29/07/2009

A minha primeira desilusão

Tinha acabado de chegar, com os meus pais e a minha irmã, a casa duns amigos de família, em Vieira de Leiria, localidade onde nasceu meu pai e onde iríamos passar o fim-de-semana. Recordo a dona da casa, esposa dum amigo do meu pai, vestida de escuro, com um lenço preto amarrado na cabeça e cruzado na frente, tapando-lhe parte de uma das faces. Estava a lavar a louça. Puxei-lhe a saia e perguntei-lhe:

- Como te chamas?
- Chamo-me Lola.
- Ó Lola, dá-me água.

Dado que estava com anginas e com bastante febre, alguém deve ter-lhe feito qualquer sinal, porque a água não me foi dada. Minha mãe pegou-me ao colo e levou-me para uma das duas camas do quarto onde iria dormir com a minha irmã. Ainda hoje seria capaz de descrever como era o quarto, embora minha Mãe me tenha assegurado que eu tinha, apenas, dois anos de idade.

Já de pijama e sentada na cama, esperava a tão desejada água, mas a água tardava a chegar.
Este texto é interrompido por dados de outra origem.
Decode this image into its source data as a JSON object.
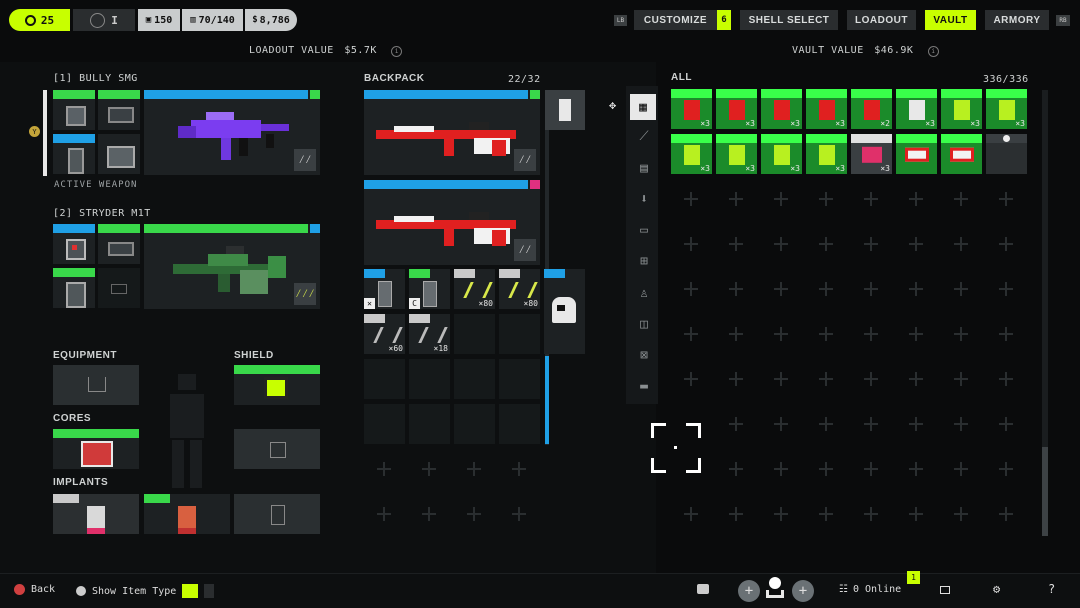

Eu via a Lola, do ângulo em que me encontrava. Continuava na banca da cozinha, a lavar a louça. Decorridos alguns minutos - não tenho consciência de quantos mas pareceram-me uma eternidade - minha mãe entra no quarto com uma chávena almoçadeira, com sopas de pão em leite quente. Escusado será dizer que gritei como uma desalmada, porque ter-me sido negada a água que tanto desejava, substituindo-a por leite quente, representava, para mim, uma traição. Não era do leite quente que eu estava à espera, mas minha mãe receou que, com alta temperatura, a água fria me fizesse mal. Hoje, com quase 93 anos e uma alimentação muito saudável, minha mãe seria incapaz de fazer o que fez. Sabe muito bem o que devemos ou não fazer para mantermos a saúde ou tratarmo-nos quando estamos doentes.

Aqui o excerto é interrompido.